SAO PAULO April 2006
Charles Tang cuts an arresting figure.
He negotiates the uneven Sao Paulo paving stones in his well-cut pin stripe suit, tall, alert, wearing the smile of a man who believes in his vision.
Latin music seeps out from a nearby building, and Tang appears to sway in time with it, a child of the Chinese revolution who walks and thinks like a Brazilian.
He left Mao’s China as a baby, went to Hong Kong, then to the US, became a banker and 30 years ago fell in love with Brazil.
He now chairs the Brazil-China Chamber of Commerce, and has a direct line to the Brazilian and Chinese leadership.
He is also behind a series of initiatives which is setting off alarm bells in Washington, where increasingly China is compared to the Cold War Soviet Union.
‘The Chinese government has removed 400 million people from poverty,’ says Tang, ‘They participate in economic life and live with dignity.’
‘So that could be a model for Brazil?’ I asked.
‘Absolutely’, he said. ‘Because that is the true victory for human rights. That’s what human rights are all about.’
In Tang’s view, the Chinese way of doing things outstrips any formula laid down by Western democracies and the International Monetary Fund. China’s economic growth, for example, is four times that of Brazil.
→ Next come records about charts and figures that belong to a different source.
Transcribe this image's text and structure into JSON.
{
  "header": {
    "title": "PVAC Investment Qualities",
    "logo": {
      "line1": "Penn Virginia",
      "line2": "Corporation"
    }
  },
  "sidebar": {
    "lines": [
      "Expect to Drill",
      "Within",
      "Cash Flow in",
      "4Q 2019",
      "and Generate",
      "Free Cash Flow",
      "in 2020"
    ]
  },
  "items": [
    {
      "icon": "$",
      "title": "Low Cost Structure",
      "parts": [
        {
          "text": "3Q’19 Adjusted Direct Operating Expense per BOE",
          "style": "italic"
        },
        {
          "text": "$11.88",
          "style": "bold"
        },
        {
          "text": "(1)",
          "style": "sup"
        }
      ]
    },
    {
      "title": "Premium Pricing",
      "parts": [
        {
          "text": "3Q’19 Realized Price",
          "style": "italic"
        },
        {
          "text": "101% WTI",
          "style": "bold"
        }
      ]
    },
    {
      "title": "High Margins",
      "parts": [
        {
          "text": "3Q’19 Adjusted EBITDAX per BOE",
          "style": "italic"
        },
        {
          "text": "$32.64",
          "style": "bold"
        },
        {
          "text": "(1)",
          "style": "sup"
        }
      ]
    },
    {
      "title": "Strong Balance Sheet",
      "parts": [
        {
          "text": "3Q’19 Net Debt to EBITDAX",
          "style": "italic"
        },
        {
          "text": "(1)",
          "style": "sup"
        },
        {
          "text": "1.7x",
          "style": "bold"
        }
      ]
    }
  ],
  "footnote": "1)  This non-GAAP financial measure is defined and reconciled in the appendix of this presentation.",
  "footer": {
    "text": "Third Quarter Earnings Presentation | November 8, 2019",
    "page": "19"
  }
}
Since an exchange of visits between Brazil’s left-leaning President, Lula da Silva and China’s President Hu Jintao two years ago, Chinese money has been pouring into Latin America, transport, energy, ports, steel – all under the umbrella of a new strategic partnership.
After meeting Tang, I ended up in the Brazilian heat, shoes clogged with ploughed earth, in a field where sugar cane was being planted.
The cane is made into the bio-friendly fuel ethanol, and Tang wants to broker a deal to sell ethanol to China.
The workers there, heads covered against the sun, faces grained with a life on the land, get paid seasonally by how much they plant or harvest.
‘What about the new markets in China?’ I asked.
They had heard about them.
‘The more work we get, the more money we earn,’ said one of the older men, his expression impassive.
He took off his hat, wiped his brow and stared at the ground. The others nodded.
‘How many of you support Lula?’ I asked.
The manager escorting us nervously pushed dead cane with his foot.
Afterwards, my interpreter explained. ‘They don’t understand politics or political systems. Most of them are illiterate.
‘You’ve got to remember Brazil is a Third World country with one of the world’s widest social gaps.’
The day before, in Sao Paulo, I had been sitting with Francisco Marten, a supermarket worker, whose real interest is politics.
He is a slight man who walks the pot-holed streets of his poor neighbourhood, deep in thought, head down, bag slung over his shoulders.
While we talked, children played barefoot in the road; men drank at a makeshift bar; cheers from a soccer game came over the rooftops.
Francisco was once a supporter of President Lula. Now, feeling betrayed by him, he has joined a hard left movement, the Socialist Urban Workers Party.
‘What about this political mood in Latin America with all these left-wing leaders winning?’ I asked.
‘More of it will happen,’ he says. ‘It’s about education. It is a cry from the people to invest in education so they can move on and know about their rights.’
Francisco clarified two apparently separate strands – from Charles Tang and from the sugar cane workers – that have become that single thread which has made Washington sit up and take notice.
The previous week I had been in the US capital hearing Dan Burton the Republican Congressman who chairs the committee on Latin America.
He was telling me communist Chinese money coupled with the rise of leftist leaders were worrying him.
‘Chavez, Castro, Ortega, Morales in Bolivia and their connection with communist China,’ he said. ‘I think we need to pay particular attention to that.’
As far back as 1823, the United States introduced a policy for Latin America known as the Monroe Doctrine, decreeing that no foreign power could have more influence there than the US itself. It was last used in earnest during the Cold War.
‘Is there a line which you wouldn’t let China cross?’ I asked Mr Burton.
‘There are already military exchanges and hardware being sold, or given, to Latin American countries,’ he said.
‘We’re watching that very closely and deciding on what we would do if and when things go too far.’
He paused, then went on to underline his point.
‘We should always look at Latin America in relation to the Monroe Doctrine.
‘It’s extremely important that we don’t let a potential enemy of the United States become a dominant force in this part of the world.’